One thing that's interesting in this analogy, however, is that neither Scott or I were actually using any tools to solve the problem aside from our own brains. Thus, in some sense, both of our approaches were zero-shot. And yet, my approach certainly feels far more many-shot than Scott's. I'm going to call what I did in this situation many-shot reasoning for a zero-shot problem, and I think this idea is one that applies a lot more broadly than just in that conversation. One possible way to understand the distinction between MIRI's and Paul Christiano's strategies towards AI alignment, for example, is using this distinction. In this interpretation, MIRI is solving the zero-shot problem with zero-shot reasoning, whereas Paul is solving the zero-shot problem with many-shot reasoning.

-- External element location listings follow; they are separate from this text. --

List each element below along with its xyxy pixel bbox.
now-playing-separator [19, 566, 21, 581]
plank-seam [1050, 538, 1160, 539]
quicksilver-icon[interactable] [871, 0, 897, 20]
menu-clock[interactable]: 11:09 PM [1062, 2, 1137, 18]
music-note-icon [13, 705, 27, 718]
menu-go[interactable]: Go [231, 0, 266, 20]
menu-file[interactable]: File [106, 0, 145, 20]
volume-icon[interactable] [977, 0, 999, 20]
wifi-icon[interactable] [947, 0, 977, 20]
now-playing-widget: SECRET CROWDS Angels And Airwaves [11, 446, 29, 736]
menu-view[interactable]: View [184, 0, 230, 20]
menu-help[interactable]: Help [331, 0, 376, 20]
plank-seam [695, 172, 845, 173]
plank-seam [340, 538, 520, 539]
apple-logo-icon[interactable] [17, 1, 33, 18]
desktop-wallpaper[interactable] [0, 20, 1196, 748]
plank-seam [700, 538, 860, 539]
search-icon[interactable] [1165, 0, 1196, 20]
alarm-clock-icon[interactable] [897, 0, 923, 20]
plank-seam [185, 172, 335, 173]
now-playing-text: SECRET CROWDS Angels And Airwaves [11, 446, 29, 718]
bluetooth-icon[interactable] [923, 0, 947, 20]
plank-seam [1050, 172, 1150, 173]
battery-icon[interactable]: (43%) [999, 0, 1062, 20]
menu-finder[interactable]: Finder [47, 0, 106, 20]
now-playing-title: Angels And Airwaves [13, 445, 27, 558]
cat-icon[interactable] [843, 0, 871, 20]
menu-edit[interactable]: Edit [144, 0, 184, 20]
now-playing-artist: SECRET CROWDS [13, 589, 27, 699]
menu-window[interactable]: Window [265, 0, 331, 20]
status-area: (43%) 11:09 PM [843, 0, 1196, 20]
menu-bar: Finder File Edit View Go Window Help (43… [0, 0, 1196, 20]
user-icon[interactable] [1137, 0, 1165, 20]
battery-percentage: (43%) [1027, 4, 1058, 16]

In particular, I think this idea maps well onto why I find dependent type theory so useful for solving math problems. When I write up a math problem in Lean, I'm turning what is fundamentally a zero-shot problem into something more like a many-shot problem, since it gives me a way to constantly be testing my hypotheses. But something even more interesting is happening when I'm using the type checker in my head. In that case, I'm doing something more like what I did in the robot problem, where I'm using many-shot reasoning to solve a zero-shot problem. I'm never actually using anything to test my hypotheses—instead, I'm building a model in my head of the thing which would test my hypotheses, and then testing them against that.
I think this hints at what a solution to the zero-shot reasoning problem might look like: if you can build a model of the corresponding many-shot problem which is accurate enough, then you can use many-shot reasoning on that model to solve the original zero-shot problem.